In the course of the development of a potent series of nitrofuranylamide anti-tuberculosis agents, we investigated if the exceptional activity resulted in part from the isoxazoline core and if it possessed any intrinsic anti-tuberculosis activity. This led to the discovery of an isoxazoline ester with appreciable anti-tuberculosis activity. In this study we explored the anti-tuberculosis structure-activity relationship of the isoxazoline ester compound through systematic modification of the 3,5-di-substituted isoxazoline core. Two approaches were used: (i) modification of the potentially metabolically labile ester functionality at the 3 position with acids, amines, amides, reverse amides, alcohols, hydrazides, and 1,3,4-oxadiazoles; (ii) substitution of the distal benzyl piperazine ring in the 5 position of the isoxazoline ring with piperazyl-ureas, piperazyl-carbamates, biaryl systems, piperidines and morpholine. Attempts to replace the ester group at C-3 position of isoxazoline with a variety of bioisosteric head groups led to significant loss of the tuberculosis inhibition indicating that an ester is required for anti-tuberculosis activity. Optimization of the isoxazoline C-5 position produced compounds with improved anti-tuberculosis activity, most notably the piperazyl-urea and piperazyl-carbamate analogs.

Nitrofurans as novel anti-tuberculosis agents: identification, development and evaluation.

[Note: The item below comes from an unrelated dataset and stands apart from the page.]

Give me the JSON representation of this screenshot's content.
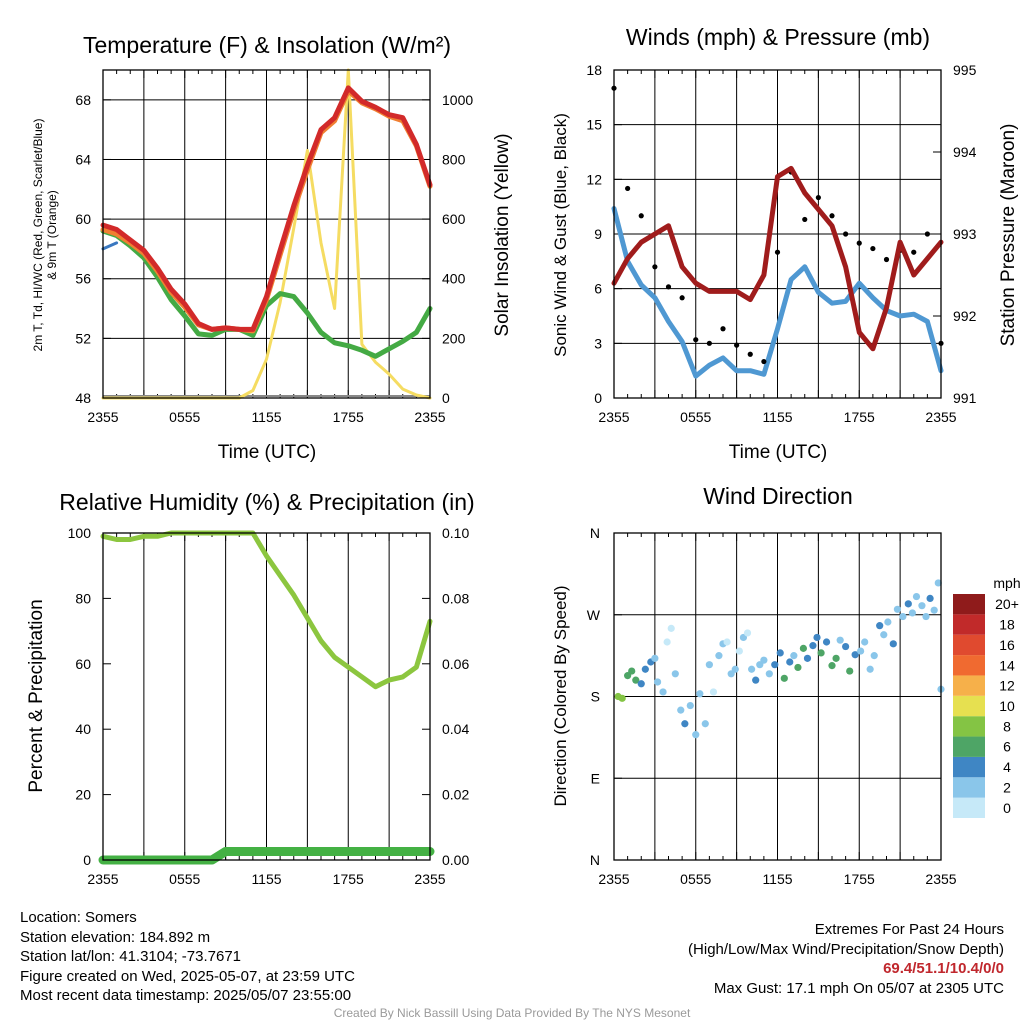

During a search for new anti-tuberculosis agents, a screen of a commercially available library provided a hit nitrofuranyl amide. This hit was selected for further development due to its potential as an anti-tuberculosis agent with a novel mechanism of action, and its potential for activity against both actively growing and latent bacteria. This review covers the optimization of this lead and the strategies applied for developing this series into anti-tuberculosis agents. To optimize the hit, a series of libraries were synthesized, producing several compounds that showed increased anti-tuberculosis activity along with a strong structure activity relationship. The most active compounds from the first optimization series showed good in vitro anti-tuberculosis activity and limited in vivo efficacy, but their application was restricted due to solubility problems. Therefore, a second generation optimization library was designed and synthesized in order to increase bioavailability and solubility while maintaining good anti-tuberculosis activity. Hydrophilic cyclic secondary amines were substituted to the core scaffold and a benzyl piperazine substitution was found to be most effective in achieving improved solubility and potent anti-tuberculosis activity. However, bioactivity studies of these 2nd generation leads showed that the in vivo anti-tuberculosis activity of these compounds was limited due to rapid metabolism. Consequently, a 3rd generation of compounds was designed and synthesized in which potential sites of metabolism were blocked.

Synthesis of new and potent analogues of anti-tuberculosis agent 5-nitro-furan-2-carboxylic acid 4-(4-benzyl-piperazin-1-yl)-benzylamide with improved bioavailability.

Previously, the lead compound 5-nitro-furan-2-carboxylic acid 4-(4-benzyl-piperazin-1-yl)-benzylamide was identified in our anti-tuberculosis drug discovery program. Although this compound demonstrated excellent in vitro activity, it did not meet the expected in vivo profiles due to structural features that resulted in rapid metabolic cleavage and poor absorption, which therefore limited its bioavailability. In efforts to increase the bioavailability, a new series of analogues was successfully synthesized using three modification schemes: replacement of the benzyl group on the piperazine C-ring with carbamate and urea functional groups; introduction of a nitrogen atom into the aromatic ring-B; and expansion of the ring-B to a bicyclic tetrahydroisoquinoline moiety. These modifications retained strong activity and in some case gained superior anti-tuberculosis activity, increased absorption, and serum half life.